Note: The CLI will automatically prompt to install missing dependencies when you try to use features that require them.

Basic Usage

# Explore available models
cognicli --list llama

# Get detailed model information
cognicli --info microsoft/DialoGPT-medium

# Load and chat with a model
cognicli --model microsoft/DialoGPT-medium --chat

# Generate a single response
cognicli --model gpt2 --generate "The future of AI is"

# Use GGUF model with specific quantization
cognicli --model TheBloke/Llama-2-7B-Chat-GGUF --gguf-file llama-2-7b-chat.q4_0.gguf --chat

📖 Comprehensive Usage Guide

Model Management

# List trending models
cognicli --list

# Filter models by name
cognicli --list "code"

# Get model details
cognicli --info codellama/CodeLlama-7b-Python-hf

# Browse model files and GGUF variants
cognicli --files TheBloke/CodeLlama-7B-Python-GGUF

Precision & Quantization

# BitsAndBytes 4-bit quantization for Transformers models
cognicli --model microsoft/DialoGPT-large --type q4 --chat

# BitsAndBytes 8-bit quantization
cognicli --model microsoft/DialoGPT-large --type q8 --generate "Hello world"

# Mixed precision training
cognicli --model gpt2 --type bf16 --generate "High performance generation"

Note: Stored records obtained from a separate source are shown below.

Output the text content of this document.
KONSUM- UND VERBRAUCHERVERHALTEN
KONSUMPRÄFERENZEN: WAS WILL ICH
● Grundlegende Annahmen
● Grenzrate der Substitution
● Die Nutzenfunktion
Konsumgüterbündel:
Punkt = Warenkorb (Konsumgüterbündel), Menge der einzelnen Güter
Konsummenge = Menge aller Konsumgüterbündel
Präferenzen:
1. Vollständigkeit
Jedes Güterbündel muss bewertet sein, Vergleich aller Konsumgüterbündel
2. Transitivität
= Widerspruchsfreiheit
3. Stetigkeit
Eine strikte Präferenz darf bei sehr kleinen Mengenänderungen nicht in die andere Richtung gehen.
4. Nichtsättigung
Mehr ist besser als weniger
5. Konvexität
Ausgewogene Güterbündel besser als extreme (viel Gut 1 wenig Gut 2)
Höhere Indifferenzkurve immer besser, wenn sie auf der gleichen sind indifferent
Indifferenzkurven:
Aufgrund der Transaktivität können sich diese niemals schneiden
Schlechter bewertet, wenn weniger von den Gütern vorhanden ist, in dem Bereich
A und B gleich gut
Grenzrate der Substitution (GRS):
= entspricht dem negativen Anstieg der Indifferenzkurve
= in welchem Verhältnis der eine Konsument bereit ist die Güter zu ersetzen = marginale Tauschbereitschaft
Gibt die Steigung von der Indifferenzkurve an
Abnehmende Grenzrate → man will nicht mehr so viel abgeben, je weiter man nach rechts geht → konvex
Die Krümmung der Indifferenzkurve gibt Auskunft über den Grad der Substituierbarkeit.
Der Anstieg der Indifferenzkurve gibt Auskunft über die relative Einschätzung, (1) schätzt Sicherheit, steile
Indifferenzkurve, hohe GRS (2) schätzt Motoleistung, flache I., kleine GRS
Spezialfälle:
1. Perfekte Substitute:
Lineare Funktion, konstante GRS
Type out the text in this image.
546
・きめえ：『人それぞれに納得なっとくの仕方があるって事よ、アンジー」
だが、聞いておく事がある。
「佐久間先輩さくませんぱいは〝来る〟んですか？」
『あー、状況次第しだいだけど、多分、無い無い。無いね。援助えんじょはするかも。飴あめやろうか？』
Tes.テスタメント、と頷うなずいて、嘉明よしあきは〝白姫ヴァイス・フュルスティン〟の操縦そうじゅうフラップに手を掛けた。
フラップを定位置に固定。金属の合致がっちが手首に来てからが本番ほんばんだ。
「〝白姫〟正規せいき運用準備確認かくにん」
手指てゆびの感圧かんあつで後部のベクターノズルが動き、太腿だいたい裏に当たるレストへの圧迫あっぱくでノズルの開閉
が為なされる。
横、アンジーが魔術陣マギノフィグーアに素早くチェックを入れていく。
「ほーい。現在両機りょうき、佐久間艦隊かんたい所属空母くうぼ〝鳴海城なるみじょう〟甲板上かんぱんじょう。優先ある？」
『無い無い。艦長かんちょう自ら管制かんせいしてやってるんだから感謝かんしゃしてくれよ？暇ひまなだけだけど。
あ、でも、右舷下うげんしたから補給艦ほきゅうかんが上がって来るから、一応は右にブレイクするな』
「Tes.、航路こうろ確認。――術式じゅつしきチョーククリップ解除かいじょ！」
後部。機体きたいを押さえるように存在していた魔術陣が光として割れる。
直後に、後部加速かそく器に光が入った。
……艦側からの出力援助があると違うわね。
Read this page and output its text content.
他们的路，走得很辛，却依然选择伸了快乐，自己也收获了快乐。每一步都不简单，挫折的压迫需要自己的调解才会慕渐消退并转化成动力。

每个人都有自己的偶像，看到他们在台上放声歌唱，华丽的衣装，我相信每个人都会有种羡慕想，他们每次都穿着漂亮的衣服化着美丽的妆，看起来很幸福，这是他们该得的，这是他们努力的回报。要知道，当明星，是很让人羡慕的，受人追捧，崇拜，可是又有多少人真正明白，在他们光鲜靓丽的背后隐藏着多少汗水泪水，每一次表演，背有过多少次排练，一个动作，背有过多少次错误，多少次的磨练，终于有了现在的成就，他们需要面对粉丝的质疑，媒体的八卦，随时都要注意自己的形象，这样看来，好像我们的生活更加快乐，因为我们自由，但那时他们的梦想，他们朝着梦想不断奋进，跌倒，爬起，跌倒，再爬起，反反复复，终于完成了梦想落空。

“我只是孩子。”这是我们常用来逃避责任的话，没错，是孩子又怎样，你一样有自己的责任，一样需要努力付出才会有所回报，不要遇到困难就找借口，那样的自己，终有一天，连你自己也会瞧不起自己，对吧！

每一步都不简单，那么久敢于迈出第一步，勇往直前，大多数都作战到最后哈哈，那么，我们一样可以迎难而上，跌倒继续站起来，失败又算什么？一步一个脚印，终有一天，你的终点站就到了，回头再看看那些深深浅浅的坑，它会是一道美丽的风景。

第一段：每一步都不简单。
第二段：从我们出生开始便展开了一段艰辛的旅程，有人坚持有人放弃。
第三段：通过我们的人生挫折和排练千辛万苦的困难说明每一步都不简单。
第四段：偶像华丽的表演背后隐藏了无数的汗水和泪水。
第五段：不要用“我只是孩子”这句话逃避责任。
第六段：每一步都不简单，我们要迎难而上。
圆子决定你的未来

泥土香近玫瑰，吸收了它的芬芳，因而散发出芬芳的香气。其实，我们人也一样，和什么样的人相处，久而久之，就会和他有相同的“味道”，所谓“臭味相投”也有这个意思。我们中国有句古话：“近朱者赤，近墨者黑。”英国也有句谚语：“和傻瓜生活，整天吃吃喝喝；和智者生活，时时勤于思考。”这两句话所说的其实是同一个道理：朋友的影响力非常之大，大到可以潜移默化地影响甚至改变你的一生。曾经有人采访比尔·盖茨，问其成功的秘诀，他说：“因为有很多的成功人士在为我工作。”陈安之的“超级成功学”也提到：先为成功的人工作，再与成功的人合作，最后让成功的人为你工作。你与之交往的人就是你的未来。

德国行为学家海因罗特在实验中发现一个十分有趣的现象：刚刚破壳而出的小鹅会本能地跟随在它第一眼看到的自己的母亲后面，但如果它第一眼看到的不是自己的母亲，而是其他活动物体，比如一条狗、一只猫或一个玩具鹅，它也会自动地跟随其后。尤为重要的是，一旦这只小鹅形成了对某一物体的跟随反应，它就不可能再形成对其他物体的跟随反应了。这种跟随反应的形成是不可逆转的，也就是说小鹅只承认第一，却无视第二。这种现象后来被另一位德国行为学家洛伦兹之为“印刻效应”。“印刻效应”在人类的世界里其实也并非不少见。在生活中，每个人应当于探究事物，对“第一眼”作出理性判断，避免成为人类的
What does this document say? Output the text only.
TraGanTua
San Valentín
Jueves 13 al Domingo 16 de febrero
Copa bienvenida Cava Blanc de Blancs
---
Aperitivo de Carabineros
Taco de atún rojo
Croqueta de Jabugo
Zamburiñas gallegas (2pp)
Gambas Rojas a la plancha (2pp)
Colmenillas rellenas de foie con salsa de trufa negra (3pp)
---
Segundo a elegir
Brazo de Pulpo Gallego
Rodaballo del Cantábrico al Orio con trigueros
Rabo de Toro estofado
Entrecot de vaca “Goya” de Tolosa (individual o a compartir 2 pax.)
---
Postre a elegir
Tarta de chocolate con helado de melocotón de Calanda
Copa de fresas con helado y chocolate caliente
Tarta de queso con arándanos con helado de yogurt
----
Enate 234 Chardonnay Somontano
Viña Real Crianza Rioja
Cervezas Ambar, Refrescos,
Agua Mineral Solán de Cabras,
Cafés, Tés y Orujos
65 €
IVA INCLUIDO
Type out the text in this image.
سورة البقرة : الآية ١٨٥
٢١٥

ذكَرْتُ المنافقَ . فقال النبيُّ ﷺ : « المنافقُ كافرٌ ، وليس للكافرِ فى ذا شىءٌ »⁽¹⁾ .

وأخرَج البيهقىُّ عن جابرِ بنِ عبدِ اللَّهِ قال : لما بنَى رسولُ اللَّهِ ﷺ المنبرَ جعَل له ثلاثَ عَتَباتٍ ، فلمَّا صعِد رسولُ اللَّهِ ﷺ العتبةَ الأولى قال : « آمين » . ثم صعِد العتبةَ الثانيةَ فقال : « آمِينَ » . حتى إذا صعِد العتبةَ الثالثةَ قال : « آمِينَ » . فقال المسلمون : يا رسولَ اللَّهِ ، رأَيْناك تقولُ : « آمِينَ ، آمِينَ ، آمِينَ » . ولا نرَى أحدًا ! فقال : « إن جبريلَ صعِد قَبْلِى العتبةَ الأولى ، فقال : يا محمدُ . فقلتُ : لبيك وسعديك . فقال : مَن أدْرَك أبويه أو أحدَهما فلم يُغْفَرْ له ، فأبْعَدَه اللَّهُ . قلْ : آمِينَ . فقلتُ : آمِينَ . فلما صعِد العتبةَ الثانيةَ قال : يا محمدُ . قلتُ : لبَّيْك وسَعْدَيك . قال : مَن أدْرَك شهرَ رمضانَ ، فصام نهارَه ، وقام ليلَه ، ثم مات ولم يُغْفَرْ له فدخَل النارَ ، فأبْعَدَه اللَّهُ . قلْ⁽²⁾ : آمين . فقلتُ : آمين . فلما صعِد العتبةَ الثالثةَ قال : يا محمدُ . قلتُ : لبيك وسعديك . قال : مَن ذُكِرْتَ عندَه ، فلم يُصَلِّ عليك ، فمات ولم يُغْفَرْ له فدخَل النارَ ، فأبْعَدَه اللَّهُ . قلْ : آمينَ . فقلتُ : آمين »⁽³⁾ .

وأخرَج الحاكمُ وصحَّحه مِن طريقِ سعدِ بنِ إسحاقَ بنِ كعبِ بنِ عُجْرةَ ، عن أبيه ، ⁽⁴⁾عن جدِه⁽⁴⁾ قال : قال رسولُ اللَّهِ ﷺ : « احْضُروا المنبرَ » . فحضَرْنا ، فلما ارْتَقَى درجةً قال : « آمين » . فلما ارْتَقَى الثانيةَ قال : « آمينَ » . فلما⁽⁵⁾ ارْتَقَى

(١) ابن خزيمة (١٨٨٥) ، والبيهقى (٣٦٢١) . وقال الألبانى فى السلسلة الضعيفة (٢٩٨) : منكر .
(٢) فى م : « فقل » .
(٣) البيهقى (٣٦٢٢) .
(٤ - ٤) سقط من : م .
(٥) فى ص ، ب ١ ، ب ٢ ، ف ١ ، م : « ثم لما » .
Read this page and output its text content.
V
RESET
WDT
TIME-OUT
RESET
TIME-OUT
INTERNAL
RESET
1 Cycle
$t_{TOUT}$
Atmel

# GGUF quantization (automatic detection)
cognicli --model TheBloke/Llama-2-7B-GGUF --type q4 --chat

Interactive Chat

# Start chat mode
cognicli --model microsoft/DialoGPT-medium --chat

# Chat with custom settings
cognicli --model gpt2 --type bf16 --temperature 0.8 --no-think --chat

Benchmarking

# Basic benchmark
cognicli --model gpt2 --benchmark

# Save results to JSON
cognicli --model gpt2 --benchmark --json --save-benchmark results.json

# Custom benchmark prompt
cognicli --model gpt2 --benchmark --generate "Custom benchmark prompt"

GGUF Models

# Auto-select GGUF file
cognicli --model TheBloke/Llama-2-7B-GGUF --chat

# Specify exact GGUF file
cognicli --model TheBloke/Llama-2-7B-GGUF --gguf-file llama-2-7b.q4_0.gguf --chat

# List available GGUF files
cognicli --files TheBloke/Llama-2-7B-GGUF

🛠️ Advanced Configuration

Quantization Options

CogniCLI supports multiple quantization backends:

  • BitsAndBytes (for Transformers models):

    • --type q4: 4-bit NF4 quantization with double quantization
    • --type q8: 8-bit quantization with CPU offloading
    • Automatic GPU memory optimization
    • Works with any Transformers-compatible model
  • GGUF (for llama.cpp models):

    • --type q4: Native GGUF 4-bit quantization
    • --type q8: Native GGUF 8-bit quantization
    • CPU and GPU acceleration support
    • Optimized for inference speed
# Compare quantization methods
cognicli --model microsoft/DialoGPT-medium --type q4 --benchmark  # BitsAndBytes
cognicli --model TheBloke/DialoGPT-medium-GGUF --type q4 --benchmark  # GGUF

Environment Variables

# Set cache directory
export COGNICLI_CACHE_DIR="/path/to/cache"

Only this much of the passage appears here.